As the story progresses, Golbourn introduces a fascinating, morally ambiguous guide whose past links him to the very monsters Jimmy is chasing. This character—part mentor, part penitent—adds a mythic layer to the narrative and deepens the theme of corruption and consequence. There’s no clear boundary between good and evil here, only a hierarchy of compromise. The “familiar” character, a twisted servant of the vampires, deserves special mention for how disturbingly well he embodies that moral decay. He is not supernatural, yet he is perhaps the most horrifying figure in the book—a man who has learned to survive by aligning himself with evil so completely that he has become something monstrous without even needing fangs.
The final third of the book reads like one sustained, nerve-fraying set piece. Golbourn stages the climactic action with cinematic precision, but it never feels hollow or overly choreographed. Instead, it is grim and brutal, filled with body horror and moments of visceral tension. Yet despite the gore, the novel never loses its sense of narrative control. Every revelation adds to the mythos, every death has emotional or symbolic weight. This is horror that matters.
Thematically, The Last Breath Before Death is preoccupied with death not just as an end but as a transformation. The Nachzehrer are horrifying not just because they kill, but because they devour their loved ones to return to a kind of half-life.

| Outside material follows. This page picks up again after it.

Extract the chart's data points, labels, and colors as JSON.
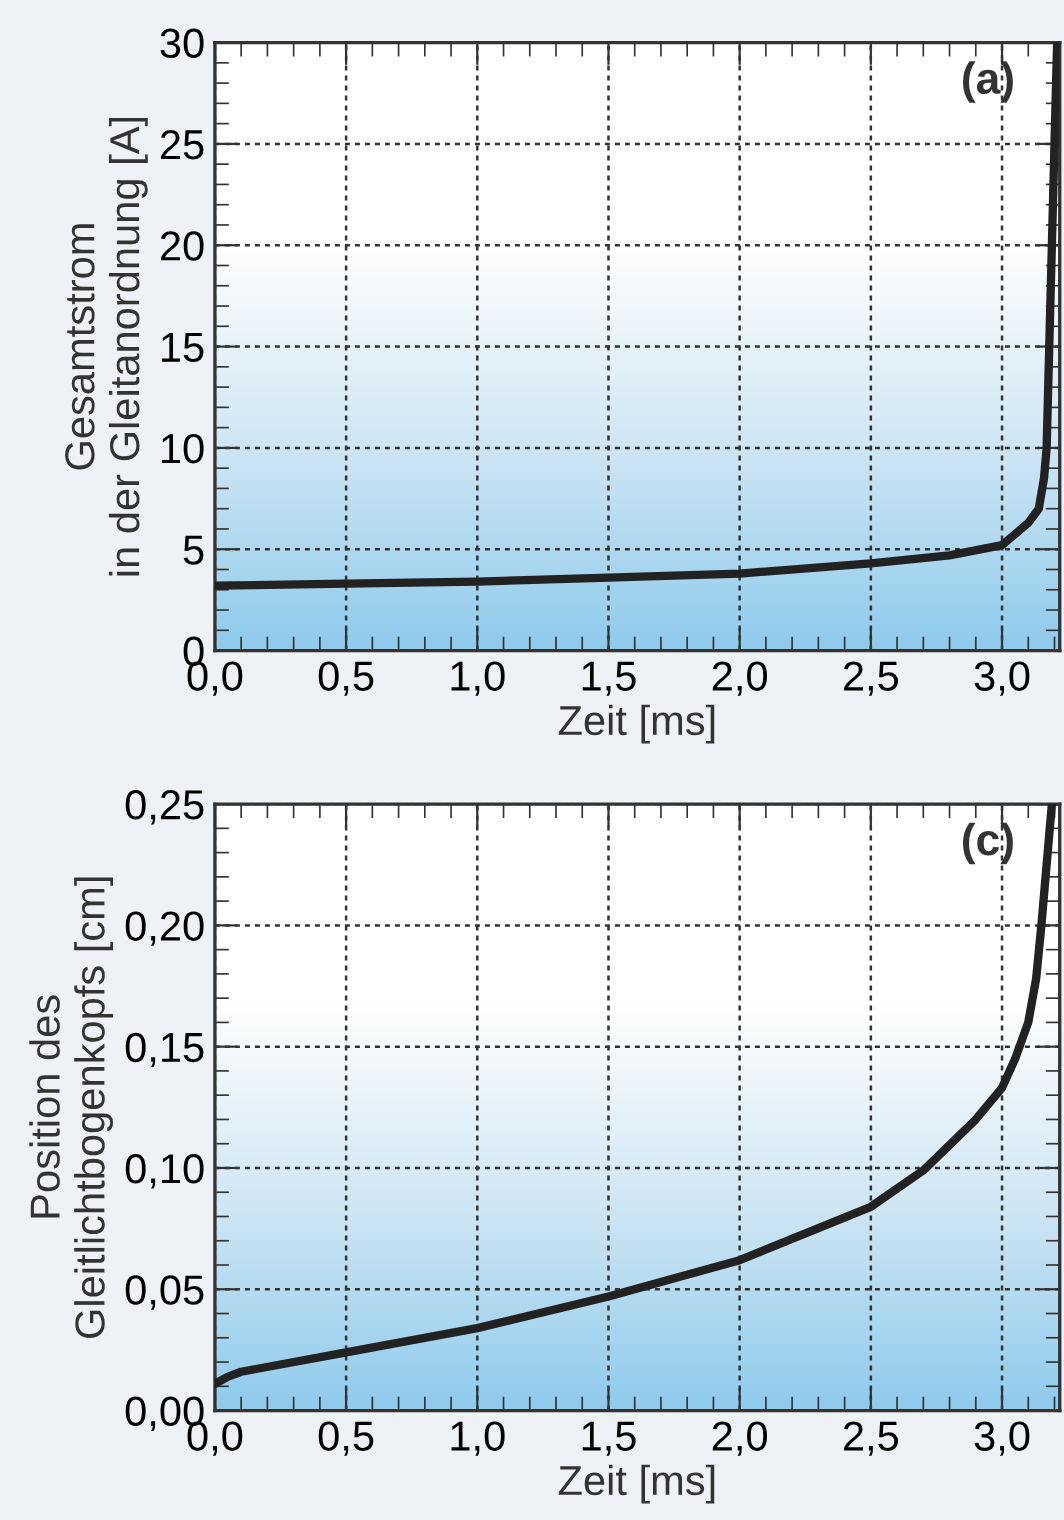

This reversal of mourning—where the dead feed on the living rather than being mourned by them—becomes a metaphor for unresolved grief and generational trauma. These aren’t vampires who sparkle in the sun or fall in love with teenagers. They are dead things that should have stayed dead.
Golbourn’s prose is methodical, leaning toward the atmospheric rather than the flashy. His descriptions are grounded in physical detail and his dialogue feels authentic without being overly expository. He’s confident enough in his story to let readers sit in unease without constant explanation. This makes the supernatural elements feel more believable, as they are always filtered through the characters’ limited understanding. The ambiguity of the psychic Walter, for example, adds to the story’s tone of growing uncertainty. Is he a true seer? A charlatan? A guide, or simply another lost soul trying to make sense of the darkness?
If there is a flaw to be found, it might lie in the slow pacing of the first act, which may frustrate readers used to more instant gratification. But in retrospect, the restraint shown early on becomes one of the novel’s greatest strengths. It mirrors the creeping inevitability of death itself, the slow descent into horror that cannot be undone.
Ultimately, The Last Breath Before Death is a rare thing: a vampire novel that manages to be original, frightening, and emotionally resonant all at once. It respects the traditions of Gothic and folk horror while crafting something new from them. Golbourn dares to strip the glamour from the undead and show us what lurks beneath the romantic veneer—flesh, decay, and the insatiable hunger of the grave.
For readers tired of the sanitized, angsty vampire trope and craving a return to true terror, this book is a feast. Just don’t expect to sleep easily after reading it. In fact, you may never look at an empty grave the same way again.